United Continental Holdings’ (UAL) first quarter earnings were slated for release Monday night after the market close, ahead of a conference call Tuesday at 9:30 a.m. CT, or 10:30 a.m. EST Tuesday — nine days after authorities dragged a man off a United flight, reportedly injuring him and prompting social media fury.

Experts generally don’t expect the recent debacle to take much of a toll on the company’s sales for the first three months of 2017, but the earnings conference call may be worth a listen.

Read: How To Avoid Being Bumped, Overbooked

Analysts at Zacks Investment Research said “a commentary on the passenger fiasco” would “keenly be awaited by investors” during the conference call.
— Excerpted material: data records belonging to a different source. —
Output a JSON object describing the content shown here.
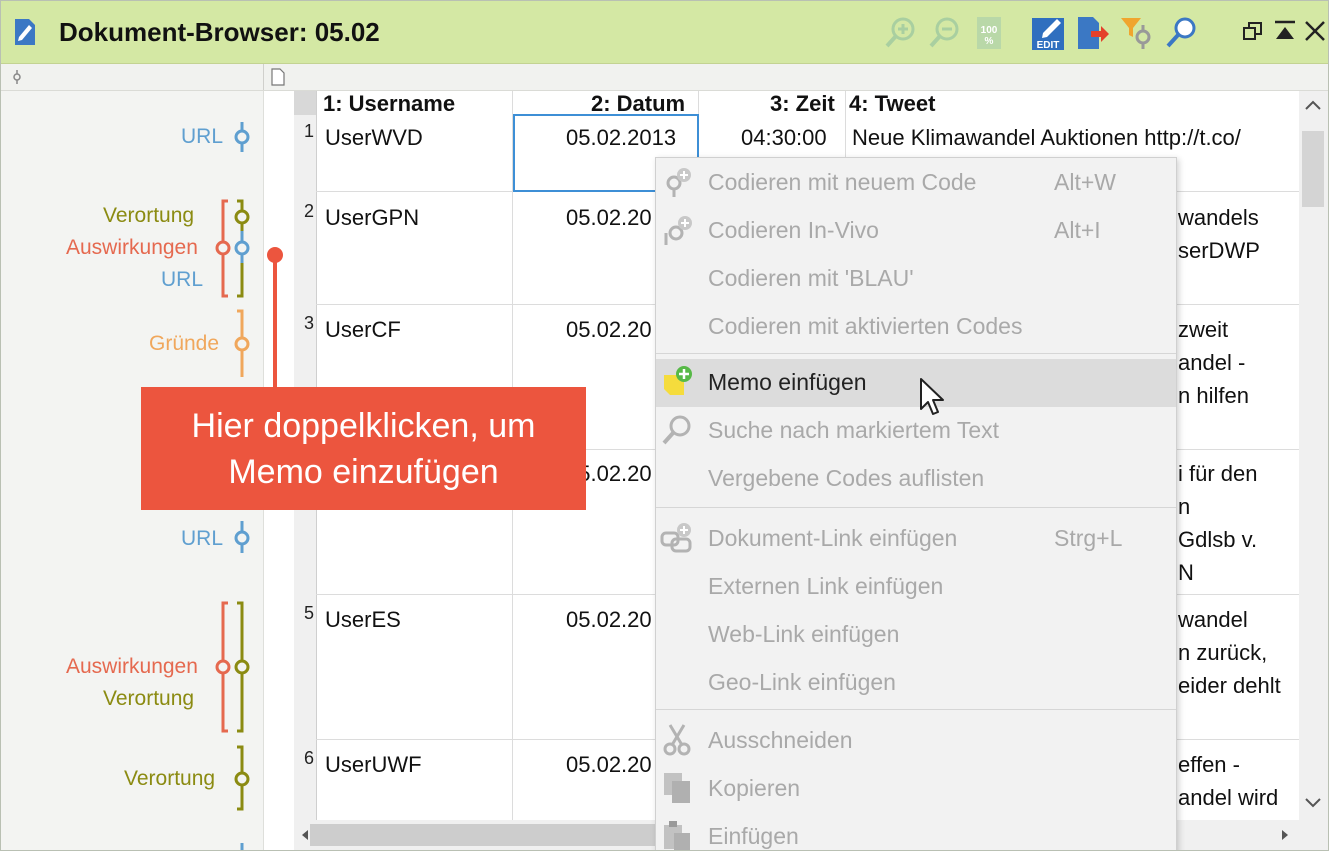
{
  "window": {
    "title": "Dokument-Browser: 05.02"
  },
  "toolbar": {
    "icons": [
      "zoom-in-icon",
      "zoom-out-icon",
      "zoom-100-icon",
      "edit-icon",
      "export-icon",
      "filter-code-icon",
      "search-icon"
    ],
    "edit_badge": "EDIT",
    "zoom_badge": "100 %",
    "window_controls": [
      "restore-icon",
      "pin-top-icon",
      "close-icon"
    ]
  },
  "code_stripes": [
    {
      "label": "URL",
      "color": "#5f9fd0"
    },
    {
      "label": "Verortung",
      "color": "#8b8b12"
    },
    {
      "label": "Auswirkungen",
      "color": "#e5694f"
    },
    {
      "label": "URL",
      "color": "#5f9fd0"
    },
    {
      "label": "Gründe",
      "color": "#f0a75c"
    },
    {
      "label": "URL",
      "color": "#5f9fd0"
    },
    {
      "label": "Auswirkungen",
      "color": "#e5694f"
    },
    {
      "label": "Verortung",
      "color": "#8b8b12"
    },
    {
      "label": "Verortung",
      "color": "#8b8b12"
    }
  ],
  "table": {
    "columns": [
      "1: Username",
      "2: Datum",
      "3: Zeit",
      "4: Tweet"
    ],
    "rows": [
      {
        "num": "1",
        "username": "UserWVD",
        "datum": "05.02.2013",
        "zeit": "04:30:00",
        "tweet": [
          "Neue Klimawandel Auktionen http://t.co/"
        ]
      },
      {
        "num": "2",
        "username": "UserGPN",
        "datum": "05.02.20",
        "zeit": "",
        "tweet": [
          "wandels",
          "serDWP"
        ]
      },
      {
        "num": "3",
        "username": "UserCF",
        "datum": "05.02.20",
        "zeit": "",
        "tweet": [
          "zweit",
          "andel -",
          "n hilfen"
        ]
      },
      {
        "num": "",
        "username": "",
        "datum": "05.02.20",
        "zeit": "",
        "tweet": [
          "i für den",
          "n",
          "Gdlsb v.",
          "N"
        ]
      },
      {
        "num": "5",
        "username": "UserES",
        "datum": "05.02.20",
        "zeit": "",
        "tweet": [
          "wandel",
          "n zurück,",
          "eider dehlt"
        ]
      },
      {
        "num": "6",
        "username": "UserUWF",
        "datum": "05.02.20",
        "zeit": "",
        "tweet": [
          "effen -",
          "andel wird"
        ]
      }
    ]
  },
  "context_menu": {
    "items": [
      {
        "label": "Codieren mit neuem Code",
        "shortcut": "Alt+W",
        "icon": "code-new-icon"
      },
      {
        "label": "Codieren In-Vivo",
        "shortcut": "Alt+I",
        "icon": "code-invivo-icon"
      },
      {
        "label": "Codieren mit 'BLAU'",
        "shortcut": "",
        "icon": ""
      },
      {
        "label": "Codieren mit aktivierten Codes",
        "shortcut": "",
        "icon": ""
      },
      {
        "label": "Memo einfügen",
        "shortcut": "",
        "icon": "memo-add-icon"
      },
      {
        "label": "Suche nach markiertem Text",
        "shortcut": "",
        "icon": "search-icon"
      },
      {
        "label": "Vergebene Codes auflisten",
        "shortcut": "",
        "icon": ""
      },
      {
        "label": "Dokument-Link einfügen",
        "shortcut": "Strg+L",
        "icon": "link-icon"
      },
      {
        "label": "Externen Link einfügen",
        "shortcut": "",
        "icon": ""
      },
      {
        "label": "Web-Link einfügen",
        "shortcut": "",
        "icon": ""
      },
      {
        "label": "Geo-Link einfügen",
        "shortcut": "",
        "icon": ""
      },
      {
        "label": "Ausschneiden",
        "shortcut": "",
        "icon": "scissors-icon"
      },
      {
        "label": "Kopieren",
        "shortcut": "",
        "icon": "copy-icon"
      },
      {
        "label": "Einfügen",
        "shortcut": "",
        "icon": "paste-icon"
      }
    ],
    "highlighted": "Memo einfügen"
  },
  "callout": {
    "line1": "Hier doppelklicken, um",
    "line2": "Memo einzufügen"
  },
  "colors": {
    "titlebar": "#d4e8a4",
    "callout": "#ec553e",
    "selection": "#3d8fd6"
  }
}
The Chicago-based airline — which in its previous earnings release boasted of its “best full-year on-time performance while reporting the lowest number of cancellations, delay minutes and mishandled bags in company history” — announced a review of company policy April 11, the results of which it would communicate by the end of the month. In a Friday memo first published by TMZ over the weekend, United mandated that all cases of involuntary denial of boarding,  commonly referred to as “bumping,” must occur at least an hour before passengers get on the plane “so the denied boarding process in an oversell situation may be implemented in a gate or lobby area and not on board the aircraft.”

One thing to listen for in the earnings call, according to Doug Hesney, the head of financial and professional services practice at the New York-based public relations firm Makovsky, is “an explanation of their new policy.”

“The guidance for this quarter is what is going to be critical for investors,” he said. “The reactions that analysts have to that and how [company leaders] explain it is going to be critical.”

Hesney added that whether and how the company addresses the racial facet of the issue, as the man removed from the plane was of Asian descent, could matter to potential buyers of trans-Pacific flights, a region in which United and some competitors are looking to expand.

And while there’s little chance of a large dent in the revenues for the first quarter, “the numbers are going to be important,” Hesney said.

Read: How Much Did The Passenger-Dragging PR Disaster Cost The Company?

Even if sales haven’t drooped yet, they may in the future. Although quarterly results and financial disclosures rarely mention concrete damage done by boycotts and PR catastrophes, as the Wall Street Journal pointed out Saturday, a Morning Consult poll released Monday indicated a more material response from potential flyers. Of the survey participants who’d heard of the United incident, 40 percent said they’d pay a higher price and endure a longer flight just to avoid the company. Still, the proportion dropped as the poll’s hypothetical United flights grew relatively shorter and cheaper.